(1) Any first party claimant to a policy of insurance who is unreasonably denied a claim for coverage or payment of benefits by an insurer may bring an action in the superior court of this state to recover the actual damages sustained, together with the costs of the action, including reasonable attorneys’ fees and litigation costs, as set forth in subsection (3) of this section.
(2) The superior court may, after finding that an insurer has acted unreasonably in denying a claim for coverage or payment of benefits or has violated a rule in subsection (5) of this section, increase the total award of damages to an amount not to exceed three times the actual damages.
(3) The superior court shall, after a finding of unreasonable denial of a claim for coverage or payment of benefits, or after a finding of a violation of a rule in subsection (5) of this section, award reasonable attorneys’ fees and actual and statutory litigation costs, including expert witness fees, to the first party claimant of an insurance contract who is the prevailing party in such an action.
(4) “First party claimant” means an individual, corporation, association, partnership, or other legal entity asserting a right to payment as a covered person under an insurance policy or insurance contract arising out of the occurrence of the contingency or loss covered by such a policy or contract.
(5) A violation of any of the following is a violation for the purposes of subsections (2) and (3) of this section:
(a) WAC 284-30-330, captioned “specific unfair claims settlement practices defined”;
(b) WAC 284-30-350, captioned “misrepresentation of policy provisions”;
(c) WAC 284-30-360, captioned “failure to acknowledge pertinent communications”;
(d) WAC 284-30-370, captioned “standards for prompt investigation of claims”;
(e) WAC 284-30-380, captioned “standards for prompt, fair and equitable settlements applicable to all insurers”; or
(f) An unfair claims settlement practice rule adopted under RCW 48.30.010 by the insurance commissioner intending to implement this section. The rule must be codified in chapter 284-30 of the Washington Administrative Code.
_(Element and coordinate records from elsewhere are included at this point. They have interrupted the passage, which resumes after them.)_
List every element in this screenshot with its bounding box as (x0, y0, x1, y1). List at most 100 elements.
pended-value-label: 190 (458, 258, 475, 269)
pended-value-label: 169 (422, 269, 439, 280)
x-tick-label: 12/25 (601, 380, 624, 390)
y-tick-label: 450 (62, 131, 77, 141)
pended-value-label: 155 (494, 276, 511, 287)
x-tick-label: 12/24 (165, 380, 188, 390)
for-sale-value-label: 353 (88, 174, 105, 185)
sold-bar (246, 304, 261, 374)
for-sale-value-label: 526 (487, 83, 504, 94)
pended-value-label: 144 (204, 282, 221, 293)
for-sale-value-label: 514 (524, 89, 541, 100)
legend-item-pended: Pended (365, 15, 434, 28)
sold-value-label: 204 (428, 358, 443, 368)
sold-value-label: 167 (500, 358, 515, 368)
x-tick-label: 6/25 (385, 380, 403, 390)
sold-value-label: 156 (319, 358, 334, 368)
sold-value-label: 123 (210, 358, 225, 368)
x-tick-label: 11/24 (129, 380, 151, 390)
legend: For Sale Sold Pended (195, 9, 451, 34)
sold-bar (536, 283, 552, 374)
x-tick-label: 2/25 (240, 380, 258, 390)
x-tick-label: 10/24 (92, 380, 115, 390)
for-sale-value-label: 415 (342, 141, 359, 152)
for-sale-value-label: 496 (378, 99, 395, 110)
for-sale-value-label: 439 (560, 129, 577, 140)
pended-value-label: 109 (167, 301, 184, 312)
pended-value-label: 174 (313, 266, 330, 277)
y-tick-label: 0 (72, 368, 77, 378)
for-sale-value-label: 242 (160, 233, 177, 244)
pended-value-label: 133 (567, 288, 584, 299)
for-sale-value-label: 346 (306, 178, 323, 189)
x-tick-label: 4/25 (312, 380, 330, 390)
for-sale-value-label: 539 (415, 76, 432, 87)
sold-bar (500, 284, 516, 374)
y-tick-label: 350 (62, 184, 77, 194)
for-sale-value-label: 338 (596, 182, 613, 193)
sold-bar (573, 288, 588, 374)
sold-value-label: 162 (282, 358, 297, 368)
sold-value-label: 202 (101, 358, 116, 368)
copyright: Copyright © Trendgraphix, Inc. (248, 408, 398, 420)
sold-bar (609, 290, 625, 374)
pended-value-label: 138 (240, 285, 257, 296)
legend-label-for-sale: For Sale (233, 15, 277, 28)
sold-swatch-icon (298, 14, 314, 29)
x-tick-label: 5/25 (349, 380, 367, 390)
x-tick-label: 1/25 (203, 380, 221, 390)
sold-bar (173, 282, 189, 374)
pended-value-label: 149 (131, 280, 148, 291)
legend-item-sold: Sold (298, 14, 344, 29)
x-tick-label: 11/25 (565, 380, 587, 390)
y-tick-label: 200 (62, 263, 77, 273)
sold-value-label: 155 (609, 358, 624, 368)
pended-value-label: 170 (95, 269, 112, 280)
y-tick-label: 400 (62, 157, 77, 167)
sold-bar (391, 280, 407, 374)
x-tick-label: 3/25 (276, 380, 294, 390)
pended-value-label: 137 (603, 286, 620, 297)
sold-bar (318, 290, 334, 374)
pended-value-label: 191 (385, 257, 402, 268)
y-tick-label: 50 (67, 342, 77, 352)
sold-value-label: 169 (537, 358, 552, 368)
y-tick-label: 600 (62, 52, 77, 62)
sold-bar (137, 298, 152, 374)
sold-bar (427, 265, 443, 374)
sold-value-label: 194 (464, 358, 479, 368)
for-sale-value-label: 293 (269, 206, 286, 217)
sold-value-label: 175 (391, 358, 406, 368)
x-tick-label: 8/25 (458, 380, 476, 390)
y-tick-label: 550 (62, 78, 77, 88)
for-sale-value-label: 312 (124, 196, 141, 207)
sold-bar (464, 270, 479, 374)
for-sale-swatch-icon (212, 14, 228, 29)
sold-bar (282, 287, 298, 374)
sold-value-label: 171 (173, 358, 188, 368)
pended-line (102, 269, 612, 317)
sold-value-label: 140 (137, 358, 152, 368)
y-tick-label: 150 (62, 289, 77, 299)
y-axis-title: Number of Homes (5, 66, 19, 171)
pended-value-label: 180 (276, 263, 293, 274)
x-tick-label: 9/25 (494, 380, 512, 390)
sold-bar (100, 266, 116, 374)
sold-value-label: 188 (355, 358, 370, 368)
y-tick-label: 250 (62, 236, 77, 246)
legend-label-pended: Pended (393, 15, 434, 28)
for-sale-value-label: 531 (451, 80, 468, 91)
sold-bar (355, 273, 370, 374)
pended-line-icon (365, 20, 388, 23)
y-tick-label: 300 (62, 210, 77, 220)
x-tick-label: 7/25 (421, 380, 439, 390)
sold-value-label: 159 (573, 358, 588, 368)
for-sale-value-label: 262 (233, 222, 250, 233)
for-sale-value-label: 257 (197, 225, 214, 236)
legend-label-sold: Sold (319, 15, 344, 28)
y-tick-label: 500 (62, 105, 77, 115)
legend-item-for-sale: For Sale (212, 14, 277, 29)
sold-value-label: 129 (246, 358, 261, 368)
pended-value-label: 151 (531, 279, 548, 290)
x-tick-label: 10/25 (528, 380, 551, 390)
(6) This section does not limit a court’s existing ability to make any other determination regarding an action for an unfair or deceptive practice of an insurer or provide for any other remedy that is available at law.
(7) This section does not apply to a health plan offered by a health carrier. “Health plan” has the same meaning as in RCW 48.43.005. “Health carrier” has the same meaning as in RCW 48.43.005.
(a) Twenty days prior to filing an action based on this section, a first party claimant must provide written notice of the basis for the cause of action to the insurer and office of the insurance commissioner. Notice may be provided by regular mail, registered mail, or certified mail with return receipt requested. Proof of notice by mail may be made in the same manner as prescribed by court rule or statute for proof of service by mail. The insurer and insurance commissioner are deemed to have received notice three business days after the notice is mailed.
(b) If the insurer fails to resolve the basis for the action within the twenty-day period after the written notice by the first party claimant, the first party claimant may bring the action without any further notice.
(c) The first party claimant may bring an action after the required period of time in (a) of this subsection has elapsed.
(d) If a written notice of claim is served under (a) of this subsection within the time prescribed for the filing of an action under this section, the statute of limitations for the action is tolled during the twenty-day period of time in (a) of this subsection.
[2007 c 498 § 3 (Referendum Measure No. 67, approved November 6, 2007).]
Short title—2007 c 498: “This act may be known and cited as the insurance fair conduct act.” [ 2007 c 498 § 1.]